И до того я иногда погружаюсь в мир моих мечтаний, что я предчувствовал впереди, что вы написали и послали мне письмо, и готовился уже отвечать. В воскресенье посылаю на почту: нет ли номера «Записок» и письма; сказали, нет. Досадно, кажется, должно бы быть, — и почтальон приносить письмо. Обрадовался, как ребенок. Читаю: и Василий Петрович тут же; чорт возьми, этого я не ждал; я думал, он в Москве, а он в Питере с Белинским, — и мне стало грустно, глубоко грустно. Крыльев нет, расстояние большое. Если бы я приехал теперь в Питер, я бы пришел прямо на вашу квартиру, не спросил бы: «здесь ли квартирует Белинский?» но — «дома ли Белинский?» Вот вопрос: «Марья Ивановна вновь у вас, не прежняя, а другая; — и эта, вы говорите, лучше? Чего же трусить, робеть? К делу, — осрамился, и квит; по крайней мере можно будет сказать, как чиновники говорят XIV-го класса: „она хотела, да я пренебрег“.
Видите ли, что мое положение было гадко, очень гадко, а болезнь не шуточная; положим, положение или дела мои с отцом все те же, но здоровье мое стало поправляться, а это не шутка: выйтить из подобной болезни — все равно, что родиться вновь. И лекарь у меня, — хоть вы не предполагаете их у нас, да и в самом деле почти нет, — но на мое счастье как-то случайно живет у нас человек очень хороший, — расположен ко мне прежде болезни, я его слишком уважаю; все это питало мою надежду и заставило слепо ему верить, — и я не обманулся.

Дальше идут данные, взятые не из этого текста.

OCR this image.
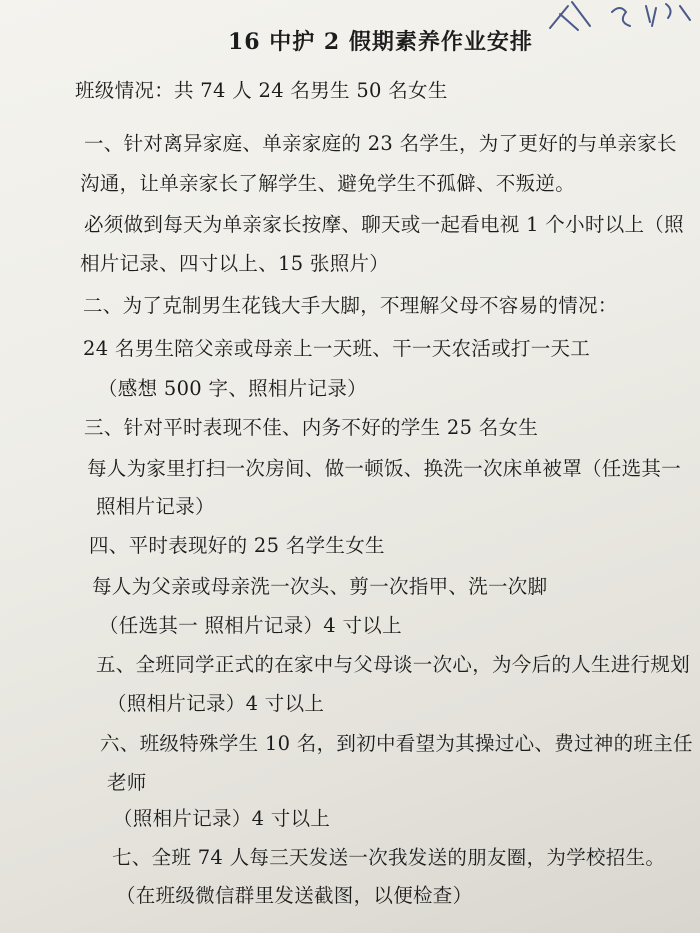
16 中护 2 假期素养作业安排
班级情况：共 74 人 24 名男生 50 名女生
一、针对离异家庭、单亲家庭的 23 名学生，为了更好的与单亲家长
沟通，让单亲家长了解学生、避免学生不孤僻、不叛逆。
必须做到每天为单亲家长按摩、聊天或一起看电视 1 个小时以上（照
相片记录、四寸以上、15 张照片）
二、为了克制男生花钱大手大脚，不理解父母不容易的情况：
24 名男生陪父亲或母亲上一天班、干一天农活或打一天工
（感想 500 字、照相片记录）
三、针对平时表现不佳、内务不好的学生 25 名女生
每人为家里打扫一次房间、做一顿饭、换洗一次床单被罩（任选其一
照相片记录）
四、平时表现好的 25 名学生女生
每人为父亲或母亲洗一次头、剪一次指甲、洗一次脚
（任选其一 照相片记录）4 寸以上
五、全班同学正式的在家中与父母谈一次心，为今后的人生进行规划
（照相片记录）4 寸以上
六、班级特殊学生 10 名，到初中看望为其操过心、费过神的班主任
老师
（照相片记录）4 寸以上
七、全班 74 人每三天发送一次我发送的朋友圈，为学校招生。
（在班级微信群里发送截图，以便检查）
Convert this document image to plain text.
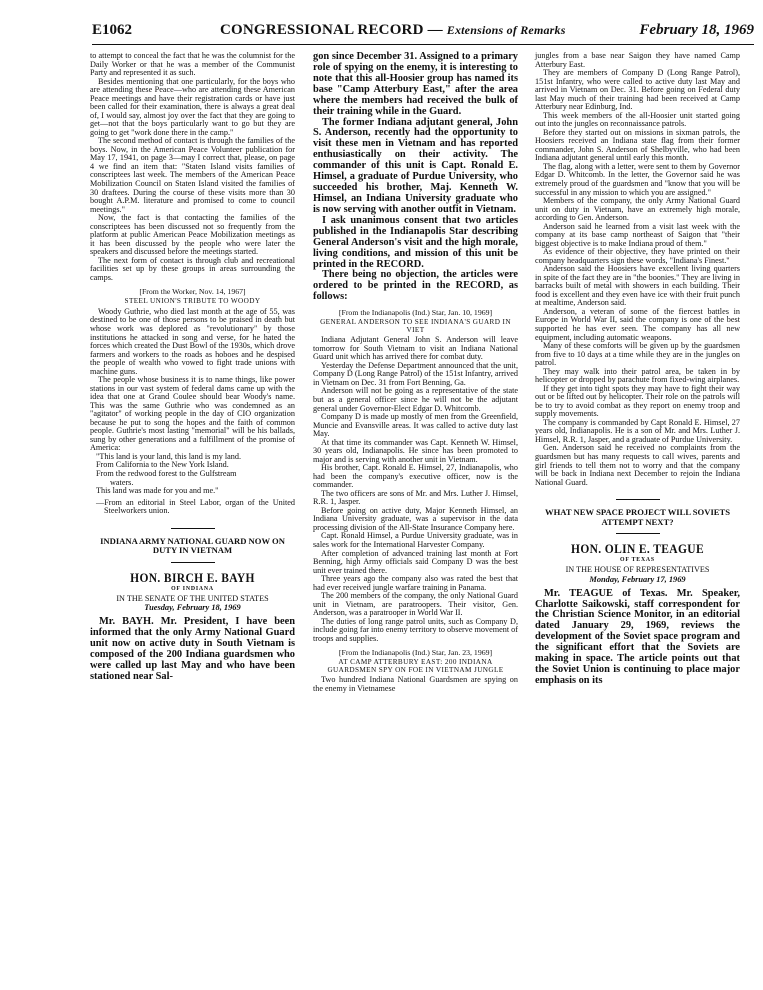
E1062	CONGRESSIONAL RECORD — Extensions of Remarks	February 18, 1969

to attempt to conceal the fact that he was the columnist for the Daily Worker or that he was a member of the Communist Party and represented it as such.

Besides mentioning that one particularly, for the boys who are attending these Peace—who are attending these American Peace meetings and have their registration cards or have just been called for their examination, there is always a great deal of, I would say, almost joy over the fact that they are going to get—not that the boys particularly want to go but they are going to get "work done there in the camp."

The second method of contact is through the families of the boys. Now, in the American Peace Volunteer publication for May 17, 1941, on page 3—may I correct that, please, on page 4 we find an item that: "Staten Island visits families of conscriptees last week. The members of the American Peace Mobilization Council on Staten Island visited the families of 30 draftees. During the course of these visits more than 30 bought A.P.M. literature and promised to come to council meetings."

Now, the fact is that contacting the families of the conscriptees has been discussed not so frequently from the platform at public American Peace Mobilization meetings as it has been discussed by the people who were later the speakers and discussed before the meetings started.

The next form of contact is through club and recreational facilities set up by these groups in areas surrounding the camps.

[From the Worker, Nov. 14, 1967]

STEEL UNION'S TRIBUTE TO WOODY

Woody Guthrie, who died last month at the age of 55, was destined to be one of those persons to be praised in death but whose work was deplored as "revolutionary" by those institutions he attacked in song and verse, for he hated the forces which created the Dust Bowl of the 1930s, which drove farmers and workers to the roads as hoboes and he despised the people of wealth who vowed to fight trade unions with machine guns.

The people whose business it is to name things, like power stations in our vast system of federal dams came up with the idea that one at Grand Coulee should bear Woody's name. This was the same Guthrie who was condemned as an "agitator" of working people in the day of CIO organization because he put to song the hopes and the faith of common people. Guthrie's most lasting "memorial" will be his ballads, sung by other generations and a fulfillment of the promise of America:

"This land is your land, this land is my land.

From California to the New York Island.

From the redwood forest to the Gulfstream

waters.

This land was made for you and me."

—From an editorial in Steel Labor, organ of the United Steelworkers union.

INDIANA ARMY NATIONAL GUARD NOW ON DUTY IN VIETNAM
HON. BIRCH E. BAYH
OF INDIANA
IN THE SENATE OF THE UNITED STATES
Tuesday, February 18, 1969

Mr. BAYH. Mr. President, I have been informed that the only Army National Guard unit now on active duty in South Vietnam is composed of the 200 Indiana guardsmen who were called up last May and who have been stationed near Sal-

gon since December 31. Assigned to a primary role of spying on the enemy, it is interesting to note that this all-Hoosier group has named its base "Camp Atterbury East," after the area where the members had received the bulk of their training while in the Guard.

The former Indiana adjutant general, John S. Anderson, recently had the opportunity to visit these men in Vietnam and has reported enthusiastically on their activity. The commander of this unit is Capt. Ronald E. Himsel, a graduate of Purdue University, who succeeded his brother, Maj. Kenneth W. Himsel, an Indiana University graduate who is now serving with another outfit in Vietnam.

I ask unanimous consent that two articles published in the Indianapolis Star describing General Anderson's visit and the high morale, living conditions, and mission of this unit be printed in the RECORD.

There being no objection, the articles were ordered to be printed in the RECORD, as follows:

[From the Indianapolis (Ind.) Star, Jan. 10, 1969]

GENERAL ANDERSON TO SEE INDIANA'S GUARD IN VIET

Indiana Adjutant General John S. Anderson will leave tomorrow for South Vietnam to visit an Indiana National Guard unit which has arrived there for combat duty.

Yesterday the Defense Department announced that the unit, Company D (Long Range Patrol) of the 151st Infantry, arrived in Vietnam on Dec. 31 from Fort Benning, Ga.

Anderson will not be going as a representative of the state but as a general officer since he will not be the adjutant general under Governor-Elect Edgar D. Whitcomb.

Company D is made up mostly of men from the Greenfield, Muncie and Evansville areas. It was called to active duty last May.

At that time its commander was Capt. Kenneth W. Himsel, 30 years old, Indianapolis. He since has been promoted to major and is serving with another unit in Vietnam.

His brother, Capt. Ronald E. Himsel, 27, Indianapolis, who had been the company's executive officer, now is the commander.

The two officers are sons of Mr. and Mrs. Luther J. Himsel, R.R. 1, Jasper.

Before going on active duty, Major Kenneth Himsel, an Indiana University graduate, was a supervisor in the data processing division of the All-State Insurance Company here.

Capt. Ronald Himsel, a Purdue University graduate, was in sales work for the International Harvester Company.

After completion of advanced training last month at Fort Benning, high Army officials said Company D was the best unit ever trained there.

Three years ago the company also was rated the best that had ever received jungle warfare training in Panama.

The 200 members of the company, the only National Guard unit in Vietnam, are paratroopers. Their visitor, Gen. Anderson, was a paratrooper in World War II.

The duties of long range patrol units, such as Company D, include going far into enemy territory to observe movement of troops and supplies.

[From the Indianapolis (Ind.) Star, Jan. 23, 1969]

AT CAMP ATTERBURY EAST: 200 INDIANA GUARDSMEN SPY ON FOE IN VIETNAM JUNGLE

Two hundred Indiana National Guardsmen are spying on the enemy in Vietnamese

jungles from a base near Saigon they have named Camp Atterbury East.

They are members of Company D (Long Range Patrol), 151st Infantry, who were called to active duty last May and arrived in Vietnam on Dec. 31. Before going on Federal duty last May much of their training had been received at Camp Atterbury near Edinburg, Ind.

This week members of the all-Hoosier unit started going out into the jungles on reconnaissance patrols.

Before they started out on missions in sixman patrols, the Hoosiers received an Indiana state flag from their former commander, John S. Anderson of Shelbyville, who had been Indiana adjutant general until early this month.

The flag, along with a letter, were sent to them by Governor Edgar D. Whitcomb. In the letter, the Governor said he was extremely proud of the guardsmen and "know that you will be successful in any mission to which you are assigned."

Members of the company, the only Army National Guard unit on duty in Vietnam, have an extremely high morale, according to Gen. Anderson.

Anderson said he learned from a visit last week with the company at its base camp northeast of Saigon that "their biggest objective is to make Indiana proud of them."

As evidence of their objective, they have printed on their company headquarters sign these words, "Indiana's Finest."

Anderson said the Hoosiers have excellent living quarters in spite of the fact they are in "the boonies." They are living in barracks built of metal with showers in each building. Their food is excellent and they even have ice with their fruit punch at mealtime, Anderson said.

Anderson, a veteran of some of the fiercest battles in Europe in World War II, said the company is one of the best supported he has ever seen. The company has all new equipment, including automatic weapons.

Many of these comforts will be given up by the guardsmen from five to 10 days at a time while they are in the jungles on patrol.

They may walk into their patrol area, be taken in by helicopter or dropped by parachute from fixed-wing airplanes.

If they get into tight spots they may have to fight their way out or be lifted out by helicopter. Their role on the patrols will be to try to avoid combat as they report on enemy troop and supply movements.

The company is commanded by Capt Ronald E. Himsel, 27 years old, Indianapolis. He is a son of Mr. and Mrs. Luther J. Himsel, R.R. 1, Jasper, and a graduate of Purdue University.

Gen. Anderson said he received no complaints from the guardsmen but has many requests to call wives, parents and girl friends to tell them not to worry and that the company will be back in Indiana next December to rejoin the Indiana National Guard.

WHAT NEW SPACE PROJECT WILL SOVIETS ATTEMPT NEXT?
HON. OLIN E. TEAGUE
OF TEXAS
IN THE HOUSE OF REPRESENTATIVES
Monday, February 17, 1969

Mr. TEAGUE of Texas. Mr. Speaker, Charlotte Saikowski, staff correspondent for the Christian Science Monitor, in an editorial dated January 29, 1969, reviews the development of the Soviet space program and the significant effort that the Soviets are making in space. The article points out that the Soviet Union is continuing to place major emphasis on its
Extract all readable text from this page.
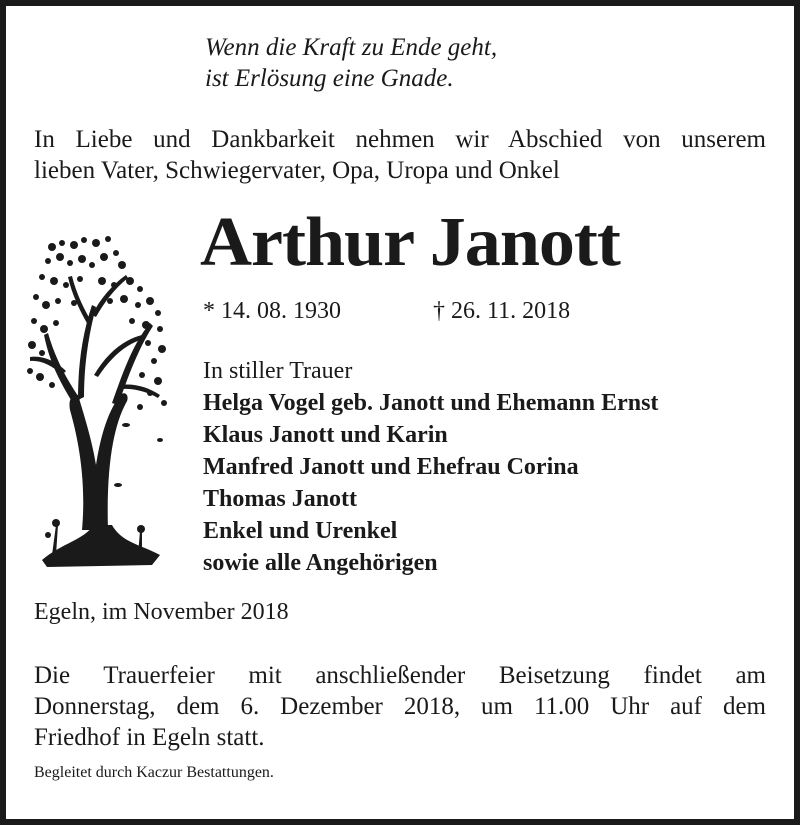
Wenn die Kraft zu Ende geht,
ist Erlösung eine Gnade.
In Liebe und Dankbarkeit nehmen wir Abschied von unserem
lieben Vater, Schwiegervater, Opa, Uropa und Onkel
Arthur Janott
* 14. 08. 1930	† 26. 11. 2018
In stiller Trauer
Helga Vogel geb. Janott und Ehemann Ernst
Klaus Janott und Karin
Manfred Janott und Ehefrau Corina
Thomas Janott
Enkel und Urenkel
sowie alle Angehörigen
Egeln, im November 2018
Die Trauerfeier mit anschließender Beisetzung findet am
Donnerstag, dem 6. Dezember 2018, um 11.00 Uhr auf dem
Friedhof in Egeln statt.
Begleitet durch Kaczur Bestattungen.
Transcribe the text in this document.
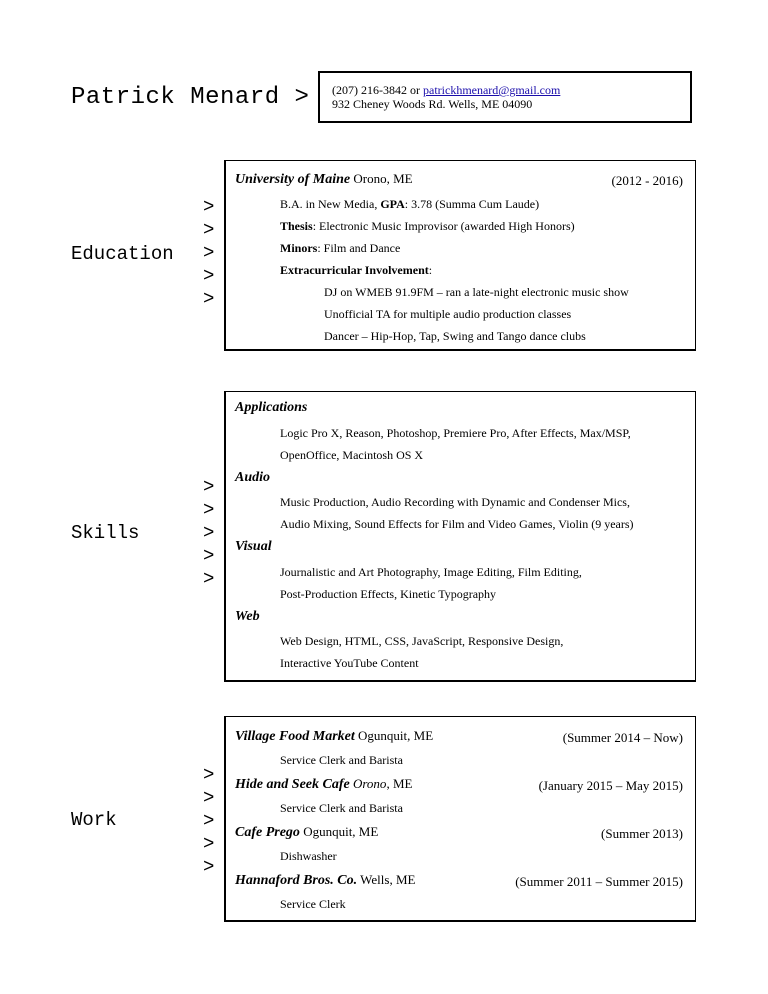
Patrick Menard > (207) 216-3842 or patrickhmenard@gmail.com
932 Cheney Woods Rd. Wells, ME 04090
Education
>
>
>
>
>
University of Maine Orono, ME	(2012 - 2016)
B.A. in New Media, GPA: 3.78 (Summa Cum Laude)
Thesis: Electronic Music Improvisor (awarded High Honors)
Minors: Film and Dance
Extracurricular Involvement:
DJ on WMEB 91.9FM – ran a late-night electronic music show
Unofficial TA for multiple audio production classes
Dancer – Hip-Hop, Tap, Swing and Tango dance clubs
Skills
>
>
>
>
>
Applications
Logic Pro X, Reason, Photoshop, Premiere Pro, After Effects, Max/MSP,
OpenOffice, Macintosh OS X
Audio
Music Production, Audio Recording with Dynamic and Condenser Mics,
Audio Mixing, Sound Effects for Film and Video Games, Violin (9 years)
Visual
Journalistic and Art Photography, Image Editing, Film Editing,
Post-Production Effects, Kinetic Typography
Web
Web Design, HTML, CSS, JavaScript, Responsive Design,
Interactive YouTube Content
Work
>
>
>
>
>
Village Food Market Ogunquit, ME	(Summer 2014 – Now)
Service Clerk and Barista
Hide and Seek Cafe Orono, ME	(January 2015 – May 2015)
Service Clerk and Barista
Cafe Prego Ogunquit, ME	(Summer 2013)
Dishwasher
Hannaford Bros. Co. Wells, ME	(Summer 2011 – Summer 2015)
Service Clerk
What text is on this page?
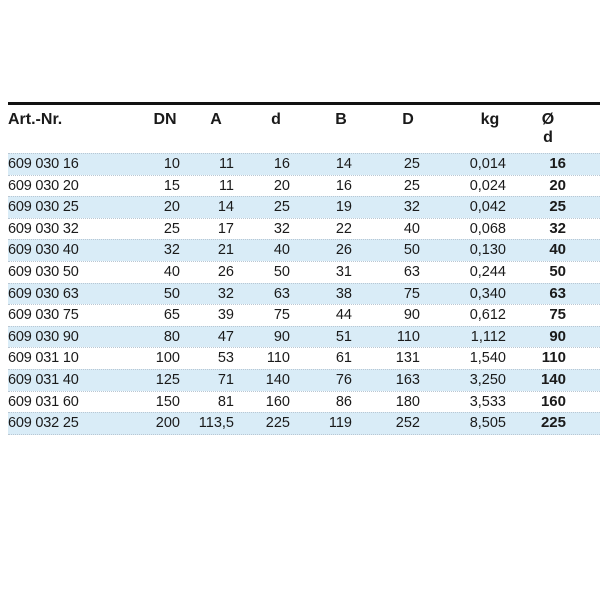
Art.-Nr.	DN	A	d	B	D	kg	Ø
d
609 030 16	10	11	16	14	25	0,014	16
609 030 20	15	11	20	16	25	0,024	20
609 030 25	20	14	25	19	32	0,042	25
609 030 32	25	17	32	22	40	0,068	32
609 030 40	32	21	40	26	50	0,130	40
609 030 50	40	26	50	31	63	0,244	50
609 030 63	50	32	63	38	75	0,340	63
609 030 75	65	39	75	44	90	0,612	75
609 030 90	80	47	90	51	110	1,112	90
609 031 10	100	53	110	61	131	1,540	110
609 031 40	125	71	140	76	163	3,250	140
609 031 60	150	81	160	86	180	3,533	160
609 032 25	200	113,5	225	119	252	8,505	225
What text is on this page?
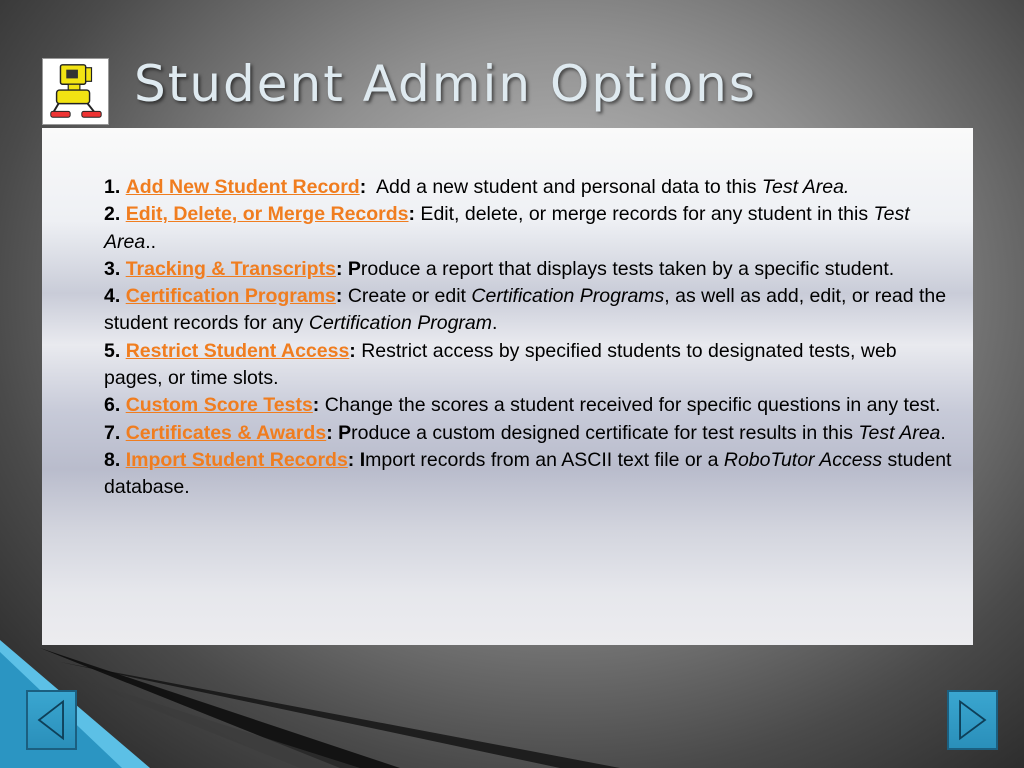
Student Admin Options

1. Add New Student Record:  Add a new student and personal data to this Test Area.

2. Edit, Delete, or Merge Records: Edit, delete, or merge records for any student in this Test Area..

3. Tracking & Transcripts: Produce a report that displays tests taken by a specific student.

4. Certification Programs: Create or edit Certification Programs, as well as add, edit, or read the student records for any Certification Program.

5. Restrict Student Access: Restrict access by specified students to designated tests, web pages, or time slots.

6. Custom Score Tests: Change the scores a student received for specific questions in any test.

7. Certificates & Awards: Produce a custom designed certificate for test results in this Test Area.

8. Import Student Records: Import records from an ASCII text file or a RoboTutor Access student database.
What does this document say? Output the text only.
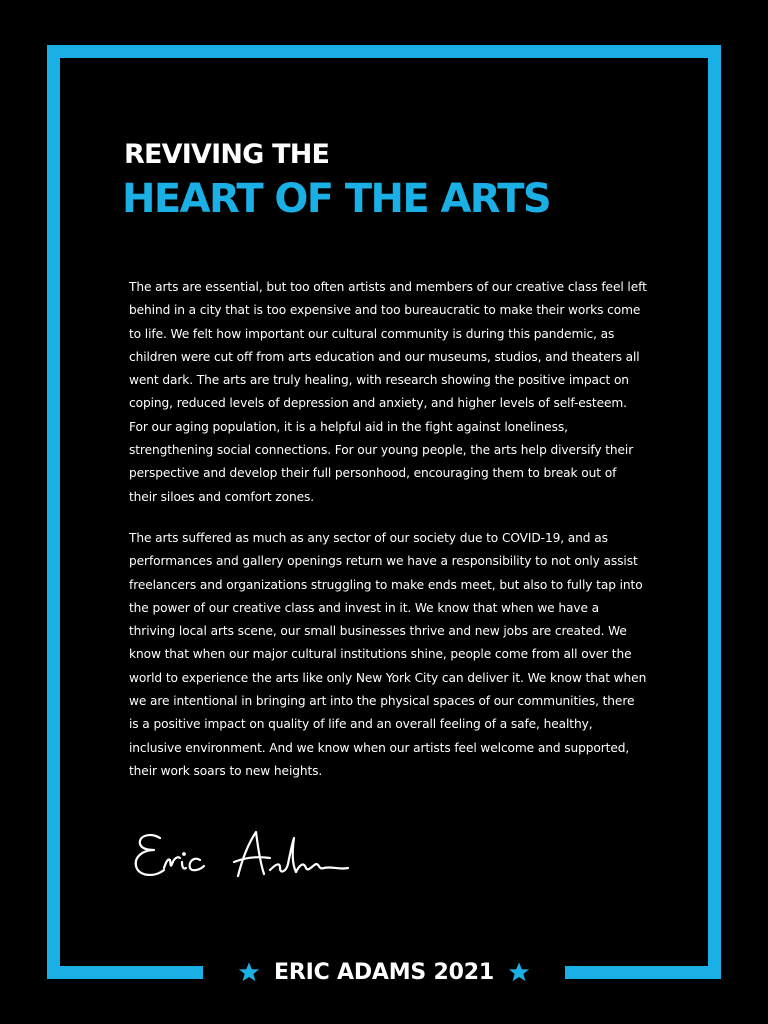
REVIVING THE
HEART OF THE ARTS

The arts are essential, but too often artists and members of our creative class feel left behind in a city that is too expensive and too bureaucratic to make their works come to life. We felt how important our cultural community is during this pandemic, as children were cut off from arts education and our museums, studios, and theaters all went dark. The arts are truly healing, with research showing the positive impact on coping, reduced levels of depression and anxiety, and higher levels of self-esteem. For our aging population, it is a helpful aid in the fight against loneliness, strengthening social connections. For our young people, the arts help diversify their perspective and develop their full personhood, encouraging them to break out of their siloes and comfort zones.

The arts suffered as much as any sector of our society due to COVID-19, and as performances and gallery openings return we have a responsibility to not only assist freelancers and organizations struggling to make ends meet, but also to fully tap into the power of our creative class and invest in it. We know that when we have a thriving local arts scene, our small businesses thrive and new jobs are created. We know that when our major cultural institutions shine, people come from all over the world to experience the arts like only New York City can deliver it. We know that when we are intentional in bringing art into the physical spaces of our communities, there is a positive impact on quality of life and an overall feeling of a safe, healthy, inclusive environment. And we know when our artists feel welcome and supported, their work soars to new heights.

ERIC ADAMS 2021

Вы говорите, что вы пишете ко мне слишком резонабельно, думаете, как чиновник восьмого класса, философствуете пошло; все это лишь слова. Вы говорите не резонабельно, солидно, серьезно, и я с вами во всем совершенно согласен. Ссора с отцом еще не погибель, она необходима, бороться я не прочь; ошеломил он меня, но не навсегда; вот я, наконец, и очнулся. Будь у меня деньги, конечно, с этой женщиной наделал бы я пустяков и прожился бы весь. И это должно бы быть непременно, и было бы. Но, милый Виссарион Григорьевичу так долго евши горькую гадость, не видавши ничего порядочного давно, уж истомившись до смерти голодом, вдруг попадает сладкий кусок; схватил его, и думаешь обожраться, и в эту-то минуту должен его от себя оттолкнуть; а откушавши немного, — и узнал в нем такую сладость, какой никогда не воображал. Ведь теперь и больно; знаю, что есть лучше этой жизни, знаю прелесть божественных идеалов, и как они человеку необходимы, и как без них человек — скотина. Но в физической жизни есть жизнь не скотская, а человеческая, святая; но пожить ею, конечно, не целую жизнь — это невозможно — но год, другой в свой век было бы и у вас и у меня дело не лишнее. Готов до гроба всей душой любить я жизнь духовную, готов обожать и благоговеть перед теми образами, которые в горькие минуты нашей жизни являются к нам, как ангелы утешители, готов любить и долго и свято красоту земную. Но встреться вновь милая женщина, эта живая волшебница земной действительности, не смотря на слабое мое тело, упаду опять весь в ее горячие объятия, — и умереть, когда это будет необходимо. Но умереть насильно — это глупо; жизнь должно тратить и беречь. Смешно вам слышать от больного такие душеспасительные мысли. Что ж делать? — и умираю, а все ищу кого другого.